“Che cos’è la nostra innocenza? Che cosa la nostra colpa?” recita la poeta Marianne Moore in esergo all’ultimo romanzo di Lidia Ravera, Avanti, parla (Bompiani, 2021). Su queste domande, su queste due precise istanze (l’innocenza, la colpa), indugia la storia di Giovanna, operaia in pensione con una vita sciatta e solitaria, che consuma senza allegria nella bella casa che guarda il fiume, al centro di Roma.

La sua è un’esistenza silenziosa: Giovanna è schiva, non parla, sa schermirsi dalle insidie, dai rigiri, dalle domande. Alla gente preferisce i libri, oppure la musica: i suoi unici appuntamenti col piacere. Del resto, ha già preso dalla vita la passione, il tormento altissimo, il tremore che danno solo i grandi sentimenti, i grandi ideali. Ma questo era prima, quando Giovanna era giovane e non sapeva ancora difendersi dai sogni.
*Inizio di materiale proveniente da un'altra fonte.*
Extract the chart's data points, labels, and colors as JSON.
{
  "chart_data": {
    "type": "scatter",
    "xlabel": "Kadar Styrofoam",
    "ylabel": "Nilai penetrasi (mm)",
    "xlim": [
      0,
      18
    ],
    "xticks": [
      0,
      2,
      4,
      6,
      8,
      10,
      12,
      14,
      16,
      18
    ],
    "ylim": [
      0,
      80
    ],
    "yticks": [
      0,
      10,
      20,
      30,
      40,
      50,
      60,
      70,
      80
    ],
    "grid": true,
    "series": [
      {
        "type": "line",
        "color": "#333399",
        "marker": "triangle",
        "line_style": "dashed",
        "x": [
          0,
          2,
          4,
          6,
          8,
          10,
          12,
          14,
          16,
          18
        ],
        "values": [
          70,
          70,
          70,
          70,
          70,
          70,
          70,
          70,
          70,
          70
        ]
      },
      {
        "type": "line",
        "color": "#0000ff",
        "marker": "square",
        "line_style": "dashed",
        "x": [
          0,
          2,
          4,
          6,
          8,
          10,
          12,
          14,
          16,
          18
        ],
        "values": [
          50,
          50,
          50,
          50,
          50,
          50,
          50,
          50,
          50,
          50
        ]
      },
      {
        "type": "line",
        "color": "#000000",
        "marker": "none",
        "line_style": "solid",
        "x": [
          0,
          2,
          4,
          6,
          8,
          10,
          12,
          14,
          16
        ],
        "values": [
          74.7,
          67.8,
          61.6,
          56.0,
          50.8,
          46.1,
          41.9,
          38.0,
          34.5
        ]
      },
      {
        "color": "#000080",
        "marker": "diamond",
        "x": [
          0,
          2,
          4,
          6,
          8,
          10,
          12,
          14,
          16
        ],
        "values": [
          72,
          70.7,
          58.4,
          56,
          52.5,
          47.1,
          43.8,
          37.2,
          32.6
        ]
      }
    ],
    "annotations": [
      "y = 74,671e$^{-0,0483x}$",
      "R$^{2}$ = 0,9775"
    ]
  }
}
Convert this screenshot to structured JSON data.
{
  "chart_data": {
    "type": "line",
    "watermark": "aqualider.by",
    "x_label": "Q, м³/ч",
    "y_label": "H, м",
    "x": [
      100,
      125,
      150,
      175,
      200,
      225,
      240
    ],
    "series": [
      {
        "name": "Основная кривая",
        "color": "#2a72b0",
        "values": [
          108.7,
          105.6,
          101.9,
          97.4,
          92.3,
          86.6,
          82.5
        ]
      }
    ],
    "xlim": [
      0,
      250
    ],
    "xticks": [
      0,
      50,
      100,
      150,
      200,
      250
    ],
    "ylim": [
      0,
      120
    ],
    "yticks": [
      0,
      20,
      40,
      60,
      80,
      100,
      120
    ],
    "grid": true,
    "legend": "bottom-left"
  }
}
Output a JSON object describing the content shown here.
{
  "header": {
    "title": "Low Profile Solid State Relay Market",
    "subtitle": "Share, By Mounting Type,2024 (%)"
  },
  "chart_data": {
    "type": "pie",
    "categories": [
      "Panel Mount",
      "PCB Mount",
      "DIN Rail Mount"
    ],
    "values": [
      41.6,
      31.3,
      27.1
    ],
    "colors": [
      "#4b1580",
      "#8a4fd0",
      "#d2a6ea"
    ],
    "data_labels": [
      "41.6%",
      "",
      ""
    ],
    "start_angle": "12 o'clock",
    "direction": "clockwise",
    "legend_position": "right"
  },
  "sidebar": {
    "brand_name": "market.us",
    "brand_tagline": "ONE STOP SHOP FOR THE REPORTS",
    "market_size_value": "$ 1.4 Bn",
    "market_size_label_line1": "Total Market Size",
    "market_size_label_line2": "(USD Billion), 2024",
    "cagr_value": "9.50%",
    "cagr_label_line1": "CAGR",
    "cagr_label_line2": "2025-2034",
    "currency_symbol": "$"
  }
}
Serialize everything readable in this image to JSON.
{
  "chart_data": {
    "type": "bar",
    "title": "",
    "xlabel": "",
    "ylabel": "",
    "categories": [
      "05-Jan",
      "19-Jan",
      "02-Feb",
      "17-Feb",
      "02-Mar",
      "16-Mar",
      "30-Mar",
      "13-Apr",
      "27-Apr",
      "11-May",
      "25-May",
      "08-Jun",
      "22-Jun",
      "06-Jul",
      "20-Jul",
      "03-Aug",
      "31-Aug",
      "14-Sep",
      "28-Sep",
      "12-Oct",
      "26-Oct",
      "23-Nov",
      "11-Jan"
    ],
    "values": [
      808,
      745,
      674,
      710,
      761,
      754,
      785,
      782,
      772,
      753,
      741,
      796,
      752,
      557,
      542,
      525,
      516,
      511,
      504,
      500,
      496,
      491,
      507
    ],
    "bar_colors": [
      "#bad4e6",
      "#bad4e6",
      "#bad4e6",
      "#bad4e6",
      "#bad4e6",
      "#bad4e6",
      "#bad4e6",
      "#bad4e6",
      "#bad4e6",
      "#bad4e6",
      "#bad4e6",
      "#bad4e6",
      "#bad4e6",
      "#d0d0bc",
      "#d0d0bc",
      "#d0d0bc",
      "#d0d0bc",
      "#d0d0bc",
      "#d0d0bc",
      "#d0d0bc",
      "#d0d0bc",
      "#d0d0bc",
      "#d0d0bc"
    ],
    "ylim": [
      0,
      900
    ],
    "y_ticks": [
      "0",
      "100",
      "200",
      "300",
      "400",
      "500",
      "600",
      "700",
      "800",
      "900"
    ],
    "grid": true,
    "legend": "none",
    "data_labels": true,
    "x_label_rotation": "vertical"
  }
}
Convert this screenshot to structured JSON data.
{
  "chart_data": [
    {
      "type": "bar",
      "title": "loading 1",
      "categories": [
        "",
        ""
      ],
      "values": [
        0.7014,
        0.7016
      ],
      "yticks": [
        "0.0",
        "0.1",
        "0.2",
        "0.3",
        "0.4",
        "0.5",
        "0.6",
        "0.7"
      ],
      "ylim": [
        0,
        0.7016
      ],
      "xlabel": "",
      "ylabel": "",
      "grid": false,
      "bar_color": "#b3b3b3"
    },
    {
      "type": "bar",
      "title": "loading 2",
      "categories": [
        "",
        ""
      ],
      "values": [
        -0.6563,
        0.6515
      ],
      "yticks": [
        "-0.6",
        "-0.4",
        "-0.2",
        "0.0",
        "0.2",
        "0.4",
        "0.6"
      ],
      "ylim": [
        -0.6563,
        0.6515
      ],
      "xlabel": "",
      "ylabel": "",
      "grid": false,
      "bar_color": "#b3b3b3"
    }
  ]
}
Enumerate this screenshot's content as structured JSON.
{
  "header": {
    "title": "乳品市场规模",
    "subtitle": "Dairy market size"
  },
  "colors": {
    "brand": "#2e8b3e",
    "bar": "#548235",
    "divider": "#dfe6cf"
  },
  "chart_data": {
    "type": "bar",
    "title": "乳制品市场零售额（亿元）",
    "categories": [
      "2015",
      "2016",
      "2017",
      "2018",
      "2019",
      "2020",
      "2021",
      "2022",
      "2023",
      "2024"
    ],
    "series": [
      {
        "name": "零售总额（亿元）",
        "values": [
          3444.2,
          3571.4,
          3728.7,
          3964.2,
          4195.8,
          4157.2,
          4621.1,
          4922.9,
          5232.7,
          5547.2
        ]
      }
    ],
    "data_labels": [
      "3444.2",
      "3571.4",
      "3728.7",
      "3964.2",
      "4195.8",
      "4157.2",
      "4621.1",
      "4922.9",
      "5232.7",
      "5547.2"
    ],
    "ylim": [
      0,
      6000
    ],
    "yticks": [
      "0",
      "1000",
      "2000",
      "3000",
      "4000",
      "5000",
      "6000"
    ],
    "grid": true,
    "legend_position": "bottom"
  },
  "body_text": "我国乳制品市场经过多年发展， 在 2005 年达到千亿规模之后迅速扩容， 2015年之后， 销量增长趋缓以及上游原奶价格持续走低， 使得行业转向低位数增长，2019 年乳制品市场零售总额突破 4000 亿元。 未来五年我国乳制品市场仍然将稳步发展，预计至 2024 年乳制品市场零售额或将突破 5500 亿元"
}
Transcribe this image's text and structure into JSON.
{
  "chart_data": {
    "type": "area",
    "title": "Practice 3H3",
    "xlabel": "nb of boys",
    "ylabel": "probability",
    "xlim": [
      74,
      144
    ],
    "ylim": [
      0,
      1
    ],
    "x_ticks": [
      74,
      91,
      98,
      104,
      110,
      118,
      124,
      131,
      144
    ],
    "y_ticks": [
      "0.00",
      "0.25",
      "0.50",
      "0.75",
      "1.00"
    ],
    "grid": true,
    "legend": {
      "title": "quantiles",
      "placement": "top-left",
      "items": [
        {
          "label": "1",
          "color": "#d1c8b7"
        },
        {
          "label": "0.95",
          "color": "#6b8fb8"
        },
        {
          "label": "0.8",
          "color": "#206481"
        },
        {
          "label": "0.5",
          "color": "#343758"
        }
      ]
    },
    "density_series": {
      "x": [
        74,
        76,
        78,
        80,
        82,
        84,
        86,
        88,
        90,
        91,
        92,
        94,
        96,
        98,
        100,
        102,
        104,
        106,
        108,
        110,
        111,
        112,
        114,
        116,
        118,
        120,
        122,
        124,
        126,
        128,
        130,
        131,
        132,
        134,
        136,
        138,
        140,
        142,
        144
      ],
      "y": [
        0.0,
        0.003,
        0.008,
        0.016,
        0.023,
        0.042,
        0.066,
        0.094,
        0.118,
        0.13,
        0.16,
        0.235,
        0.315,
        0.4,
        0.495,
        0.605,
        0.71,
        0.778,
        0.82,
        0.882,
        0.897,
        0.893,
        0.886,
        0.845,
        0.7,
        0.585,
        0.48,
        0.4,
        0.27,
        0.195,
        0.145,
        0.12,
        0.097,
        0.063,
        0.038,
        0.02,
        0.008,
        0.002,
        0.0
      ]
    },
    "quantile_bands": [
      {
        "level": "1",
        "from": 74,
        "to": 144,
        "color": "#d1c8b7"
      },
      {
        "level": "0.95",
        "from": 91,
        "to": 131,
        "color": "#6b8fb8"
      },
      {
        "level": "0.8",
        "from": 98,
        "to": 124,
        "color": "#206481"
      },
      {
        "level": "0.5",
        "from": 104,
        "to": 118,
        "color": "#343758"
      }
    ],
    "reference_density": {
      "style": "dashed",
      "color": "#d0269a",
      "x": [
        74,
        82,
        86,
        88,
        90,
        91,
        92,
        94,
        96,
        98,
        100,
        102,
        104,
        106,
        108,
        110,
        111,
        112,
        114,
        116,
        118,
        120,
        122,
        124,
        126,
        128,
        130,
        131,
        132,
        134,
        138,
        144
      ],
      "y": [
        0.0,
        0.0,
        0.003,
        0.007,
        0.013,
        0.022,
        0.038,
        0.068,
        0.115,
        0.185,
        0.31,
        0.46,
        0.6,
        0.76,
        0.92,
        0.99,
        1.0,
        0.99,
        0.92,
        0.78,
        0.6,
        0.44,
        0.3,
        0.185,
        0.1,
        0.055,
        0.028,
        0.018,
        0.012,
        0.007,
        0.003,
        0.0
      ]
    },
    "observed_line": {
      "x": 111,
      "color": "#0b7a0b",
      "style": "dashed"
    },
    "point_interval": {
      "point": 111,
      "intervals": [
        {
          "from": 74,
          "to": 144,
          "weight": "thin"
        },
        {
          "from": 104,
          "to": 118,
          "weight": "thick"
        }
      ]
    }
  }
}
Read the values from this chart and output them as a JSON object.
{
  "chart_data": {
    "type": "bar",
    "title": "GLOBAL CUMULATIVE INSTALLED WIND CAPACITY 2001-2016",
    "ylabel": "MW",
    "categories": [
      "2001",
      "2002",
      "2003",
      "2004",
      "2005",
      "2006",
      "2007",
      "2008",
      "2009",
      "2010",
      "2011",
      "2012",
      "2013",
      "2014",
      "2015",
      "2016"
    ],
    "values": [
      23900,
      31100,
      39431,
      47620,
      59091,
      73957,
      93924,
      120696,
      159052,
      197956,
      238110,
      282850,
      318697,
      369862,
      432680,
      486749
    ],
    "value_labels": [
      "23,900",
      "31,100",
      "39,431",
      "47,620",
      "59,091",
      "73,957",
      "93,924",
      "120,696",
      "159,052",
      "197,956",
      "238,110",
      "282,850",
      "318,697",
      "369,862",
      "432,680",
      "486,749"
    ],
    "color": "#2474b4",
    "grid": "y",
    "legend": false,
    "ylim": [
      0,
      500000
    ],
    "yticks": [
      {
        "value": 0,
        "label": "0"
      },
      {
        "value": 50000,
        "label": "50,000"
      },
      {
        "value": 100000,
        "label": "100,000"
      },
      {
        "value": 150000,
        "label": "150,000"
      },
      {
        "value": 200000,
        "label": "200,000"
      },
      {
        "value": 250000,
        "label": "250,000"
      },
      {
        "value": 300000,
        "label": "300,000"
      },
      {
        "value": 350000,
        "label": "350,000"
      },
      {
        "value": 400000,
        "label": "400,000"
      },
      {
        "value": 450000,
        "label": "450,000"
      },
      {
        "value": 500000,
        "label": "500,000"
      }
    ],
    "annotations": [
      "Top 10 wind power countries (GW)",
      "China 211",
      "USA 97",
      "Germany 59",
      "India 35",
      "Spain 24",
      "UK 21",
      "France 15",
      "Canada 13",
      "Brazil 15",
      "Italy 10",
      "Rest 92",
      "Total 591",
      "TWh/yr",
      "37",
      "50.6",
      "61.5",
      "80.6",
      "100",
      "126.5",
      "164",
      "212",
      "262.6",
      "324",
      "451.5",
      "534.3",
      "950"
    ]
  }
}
Adesso no. A sessantasei anni, Giovanna sa che i sogni di gioventù portano solo guai. Lo sa, ne è certa. Almeno finché non incontra loro, la famiglia rumorosa che si trasferisce nell’appartamento di fianco al suo: Michele e Maria, due ragazzi innamorati che giocano a fare i grandi senza riuscirci e i loro figli, Malcolm, tredicenne col vezzo di salvare il pianeta, e Malvina, adorabile treenne alla ricerca continua di attenzioni.

Dopo il primo incontro, Giovanna rimane a guardare, ad ascoltare. La parete in cartongesso che separa le loro case è effimera e sottile. Il chiasso dei nuovi vicini, il loro mormorio esuberante, diventa presto la traccia sonora di una nuova vita. Da quel momento, Giovanna non fa che pensare a loro: al primo rumore tende l’orecchio, si mette in ascolto, ritrova l’entusiasmo della scoperta, l’antica invidia per le voglie altrui, per le vite desideranti, libere, allegre.

È in questo continuo addentrarsi nelle vite degli altri, che Giovanna trova lo spazio per tornare indietro. Per attraversare di nuovo il dolore più grande, la colpa che non lascia scampo e incoraggia solo azioni minuscole, misere come la storia di una donna che è scomparsa da sé stessa.

Con una voce calda, intima, politica e una penna alta che solleva tutti i personaggi di questa storia, Lidia Ravera racconta la colpa, la vergogna degli errori inconfessati e l’arma potentissima della scrittura, dove tutto (anche i segreti, anche gli sbagli) può essere offerto, esposto, per trovare finalmente tregua.